Cetinje is the centre of Cetinje Municipality . The city nestles on a small karst plain surrounded by limestone mountains, including Mt. Lovćen, the Black Mountain from which Montenegro gets its name. Cetinje is a town of immense historical heritage, founded in the 15th century. It became the center of Montenegrin life and both a cradle of Montenegrin culture and an Orthodox religious center. It is because of its heritage as a long-term Montenegrin capital that it is today the honorary capital of Montenegro.
The biggest and most important monument of Lovćen national park is Petar Petrović Njegoš’s Mausoleum. The location for his burial place and the mausoleum at the summit of Jezerski vrh was chosen by Njegoš himself as his last wish. However, Njegoš’s express wish was to be buried in a small chapel which he had built in his lifetime. This was done, but the original chapel was destroyed when the Austro-Hungarian army invaded Montenegro in First World War (1916). Njegoš’s remains were then transferred into Cetinje Monastery and buried in the chapel rebuilt by King Alexander in 1920s. Contrary to Njegoš’s express wishes to be buried in that chapel, the then communist powers of Montenegro destroyed the chapel and built in its stead a monumental mausoleum in Viennese Secession style. The local Bishopric (Mitropolija) of the Serbian Orthodox Church opposed the destruction and even took the matter to the Constitutional Court, albeit with no success. The design was that of Ivan Meštrović who, although world-famous, had never set foot on Lovćen.
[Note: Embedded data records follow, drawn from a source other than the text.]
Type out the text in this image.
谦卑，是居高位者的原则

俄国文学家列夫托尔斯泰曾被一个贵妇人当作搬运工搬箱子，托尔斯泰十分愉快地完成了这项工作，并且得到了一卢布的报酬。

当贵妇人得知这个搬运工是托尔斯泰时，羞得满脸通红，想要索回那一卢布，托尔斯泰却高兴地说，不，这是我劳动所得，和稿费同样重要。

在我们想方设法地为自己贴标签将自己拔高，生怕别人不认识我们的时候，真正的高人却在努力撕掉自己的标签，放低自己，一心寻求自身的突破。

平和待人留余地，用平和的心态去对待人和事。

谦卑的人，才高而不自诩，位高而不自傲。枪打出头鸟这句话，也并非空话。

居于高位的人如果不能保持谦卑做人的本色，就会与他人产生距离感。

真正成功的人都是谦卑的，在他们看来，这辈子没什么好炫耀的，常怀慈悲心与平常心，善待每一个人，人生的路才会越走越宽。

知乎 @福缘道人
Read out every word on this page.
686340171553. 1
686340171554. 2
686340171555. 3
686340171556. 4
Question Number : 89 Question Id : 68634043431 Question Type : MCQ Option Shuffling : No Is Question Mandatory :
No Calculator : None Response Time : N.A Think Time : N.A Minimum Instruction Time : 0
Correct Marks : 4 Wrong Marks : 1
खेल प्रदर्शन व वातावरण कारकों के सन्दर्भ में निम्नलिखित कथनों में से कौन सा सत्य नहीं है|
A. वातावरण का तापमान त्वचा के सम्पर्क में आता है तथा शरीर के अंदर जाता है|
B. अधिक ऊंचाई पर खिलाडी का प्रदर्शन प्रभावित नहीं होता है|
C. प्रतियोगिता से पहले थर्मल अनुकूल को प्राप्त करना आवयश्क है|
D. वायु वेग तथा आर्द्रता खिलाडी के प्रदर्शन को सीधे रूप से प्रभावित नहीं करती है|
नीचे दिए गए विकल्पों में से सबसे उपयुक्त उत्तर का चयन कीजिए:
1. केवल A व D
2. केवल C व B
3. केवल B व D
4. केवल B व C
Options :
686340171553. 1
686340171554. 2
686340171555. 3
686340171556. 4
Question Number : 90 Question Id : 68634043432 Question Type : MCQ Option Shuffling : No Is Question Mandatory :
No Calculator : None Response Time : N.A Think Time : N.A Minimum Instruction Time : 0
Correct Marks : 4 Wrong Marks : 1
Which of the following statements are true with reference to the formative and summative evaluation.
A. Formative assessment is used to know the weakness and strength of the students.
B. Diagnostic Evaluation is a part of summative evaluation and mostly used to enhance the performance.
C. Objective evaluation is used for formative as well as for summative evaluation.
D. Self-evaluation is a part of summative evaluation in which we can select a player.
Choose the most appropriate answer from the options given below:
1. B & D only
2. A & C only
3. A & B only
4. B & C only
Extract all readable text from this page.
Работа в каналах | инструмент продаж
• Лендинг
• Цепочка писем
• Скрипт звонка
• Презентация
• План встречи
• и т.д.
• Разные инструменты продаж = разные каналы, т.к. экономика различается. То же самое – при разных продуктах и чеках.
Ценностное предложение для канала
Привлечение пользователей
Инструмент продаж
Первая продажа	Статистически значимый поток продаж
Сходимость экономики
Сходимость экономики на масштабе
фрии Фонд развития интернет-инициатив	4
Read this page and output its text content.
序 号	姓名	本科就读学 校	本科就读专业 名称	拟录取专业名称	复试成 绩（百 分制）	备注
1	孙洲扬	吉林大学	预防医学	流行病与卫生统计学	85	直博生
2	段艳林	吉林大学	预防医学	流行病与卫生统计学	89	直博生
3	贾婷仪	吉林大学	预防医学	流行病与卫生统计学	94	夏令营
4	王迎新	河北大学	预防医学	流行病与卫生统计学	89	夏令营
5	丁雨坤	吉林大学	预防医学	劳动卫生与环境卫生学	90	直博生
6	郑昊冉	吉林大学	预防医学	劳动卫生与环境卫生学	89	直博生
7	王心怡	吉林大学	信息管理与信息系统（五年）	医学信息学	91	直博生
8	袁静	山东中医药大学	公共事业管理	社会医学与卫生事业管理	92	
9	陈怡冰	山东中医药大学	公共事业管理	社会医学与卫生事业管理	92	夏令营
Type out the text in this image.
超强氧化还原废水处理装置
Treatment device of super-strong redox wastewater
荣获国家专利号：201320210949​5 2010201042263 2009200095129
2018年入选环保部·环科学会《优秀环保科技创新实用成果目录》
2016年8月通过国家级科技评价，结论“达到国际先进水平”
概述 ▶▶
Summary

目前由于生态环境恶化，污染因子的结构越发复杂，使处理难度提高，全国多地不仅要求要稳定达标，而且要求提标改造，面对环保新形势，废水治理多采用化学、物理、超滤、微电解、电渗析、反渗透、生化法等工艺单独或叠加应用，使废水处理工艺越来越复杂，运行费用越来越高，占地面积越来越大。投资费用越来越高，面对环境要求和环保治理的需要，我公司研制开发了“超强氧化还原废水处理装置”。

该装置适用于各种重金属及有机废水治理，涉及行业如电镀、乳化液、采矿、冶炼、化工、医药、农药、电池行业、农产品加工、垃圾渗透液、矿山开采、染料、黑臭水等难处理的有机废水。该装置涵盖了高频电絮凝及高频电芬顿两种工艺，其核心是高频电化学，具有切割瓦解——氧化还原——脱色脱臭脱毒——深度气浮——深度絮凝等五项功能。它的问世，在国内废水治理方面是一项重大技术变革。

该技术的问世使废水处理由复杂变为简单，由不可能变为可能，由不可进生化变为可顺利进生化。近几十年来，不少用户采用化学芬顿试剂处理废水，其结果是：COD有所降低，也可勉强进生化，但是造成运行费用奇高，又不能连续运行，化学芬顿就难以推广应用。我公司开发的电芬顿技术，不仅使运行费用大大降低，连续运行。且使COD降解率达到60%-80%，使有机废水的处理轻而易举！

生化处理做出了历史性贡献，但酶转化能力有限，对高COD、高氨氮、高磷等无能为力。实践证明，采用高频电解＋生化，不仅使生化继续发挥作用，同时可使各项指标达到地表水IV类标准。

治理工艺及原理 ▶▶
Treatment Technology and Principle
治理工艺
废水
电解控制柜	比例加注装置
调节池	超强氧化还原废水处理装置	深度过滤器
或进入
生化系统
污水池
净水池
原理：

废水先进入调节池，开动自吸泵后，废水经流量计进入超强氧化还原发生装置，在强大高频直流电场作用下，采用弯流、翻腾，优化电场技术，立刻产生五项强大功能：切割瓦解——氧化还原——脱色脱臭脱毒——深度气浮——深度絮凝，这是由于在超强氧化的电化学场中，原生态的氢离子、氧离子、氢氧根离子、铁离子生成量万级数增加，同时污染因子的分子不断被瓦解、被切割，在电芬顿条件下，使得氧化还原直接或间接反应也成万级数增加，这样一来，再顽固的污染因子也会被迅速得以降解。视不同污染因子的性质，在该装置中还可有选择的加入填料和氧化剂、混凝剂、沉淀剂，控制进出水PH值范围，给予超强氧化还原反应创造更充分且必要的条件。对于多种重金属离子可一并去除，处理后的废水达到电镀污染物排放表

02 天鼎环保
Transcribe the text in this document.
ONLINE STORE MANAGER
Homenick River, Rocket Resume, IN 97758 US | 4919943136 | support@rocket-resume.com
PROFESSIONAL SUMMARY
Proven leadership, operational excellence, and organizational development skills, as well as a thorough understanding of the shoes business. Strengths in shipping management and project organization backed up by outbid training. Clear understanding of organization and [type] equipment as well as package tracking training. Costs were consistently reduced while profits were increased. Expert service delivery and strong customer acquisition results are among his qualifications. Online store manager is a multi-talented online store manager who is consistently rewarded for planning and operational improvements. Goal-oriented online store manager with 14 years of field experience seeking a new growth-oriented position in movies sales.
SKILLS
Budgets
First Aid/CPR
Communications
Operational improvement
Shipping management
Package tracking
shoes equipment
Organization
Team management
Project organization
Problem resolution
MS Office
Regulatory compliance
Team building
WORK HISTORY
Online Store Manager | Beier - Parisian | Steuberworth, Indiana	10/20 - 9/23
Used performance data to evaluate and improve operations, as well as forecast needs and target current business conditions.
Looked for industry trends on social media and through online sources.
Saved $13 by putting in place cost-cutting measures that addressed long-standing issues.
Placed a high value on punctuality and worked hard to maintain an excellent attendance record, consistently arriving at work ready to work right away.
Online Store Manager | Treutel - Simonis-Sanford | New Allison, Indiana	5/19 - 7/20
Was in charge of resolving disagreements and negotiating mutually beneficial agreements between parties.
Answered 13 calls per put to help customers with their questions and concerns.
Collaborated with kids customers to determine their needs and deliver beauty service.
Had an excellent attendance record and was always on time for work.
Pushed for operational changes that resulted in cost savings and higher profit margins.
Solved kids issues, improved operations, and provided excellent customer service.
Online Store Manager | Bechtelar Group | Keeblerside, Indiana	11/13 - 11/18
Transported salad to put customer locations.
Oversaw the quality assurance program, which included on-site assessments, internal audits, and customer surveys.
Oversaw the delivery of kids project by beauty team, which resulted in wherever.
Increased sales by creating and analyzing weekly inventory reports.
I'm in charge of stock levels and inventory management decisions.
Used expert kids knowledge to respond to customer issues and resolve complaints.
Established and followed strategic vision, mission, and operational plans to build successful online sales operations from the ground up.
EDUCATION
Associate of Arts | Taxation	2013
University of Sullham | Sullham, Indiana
Lake Skadar National Park holds a record among lakes for the number of superlatives attached to it. It is not only the largest lake in the Balkans, but one of the few remaining fresh-water marshes, the last resort of pelicans and the biggest bird sanctuary in Europe. Numerous monasteries, churches and fortresses, from the past of Montenegro, look as if they stopped time on the islands where they were built. They bring back memories of those that used to live and rule this area.
The Monastery of Ostrog is a monastery of the Serbian Orthodox Church sitatued Against an almost a vertical background, high up in the large rock of Ostroska Greda, in Montenegro. It is dedicated to Saint Basil of Ostrog, who was buried here. From the monastery, a superb view of the Bjelopavlići plain can be seen Ostrog monastery is the MOST popular pilgrimage place in Montenegro.
The National Park of Biogradska Gora is renowned as a unique geomorphological region and, as such, it is attractive for scientific research. The seat of the park is in Kolašin. The national park abounds in cultural and historic heritage consisting of sacral monuments national building and archeological localities. Numerous authentic buildings of traditional architecture are found throughout the pastures and villages next to the virgin forest reserve on the Bjelasica mountain range.
The Tara River Canyon, also known as the Tara River Gorge, is the longest canyon in Montenegro. It is 82 kilometers (51 miles) long and is 1,300 meters (4,300 feet) at its deepest, making it the deepest river canyon in Europe. The canyon is protected as a part of Durmitor National Park and is a UNESCO World Heritage Site. The Tara River cuts through the canyon. The Tara River, at its end making confluence with Piva, becomes Drina, and is some hundred and fifty kilometres long. In its passage through the Tara National Park, the river has a mean fall of 3.6 metres/kilometre, making a host of waterfalls and cascades possible, thus creating what is known as the Montenegrin Colorado.
Đurđevića Tara Bridge, which was designed by Mijat Trojanović, was built between 1937 and 1940 in the Kingdom of Yugoslavia. The project’s Chief Engineer was Isaac Russo. The 365 metres long bridge has five arches; the largest span is 116 metres The roadway stands 172 metres above the Tara River. At the time of its completion, it was the biggest vehicular concrete arch bridge in Europe.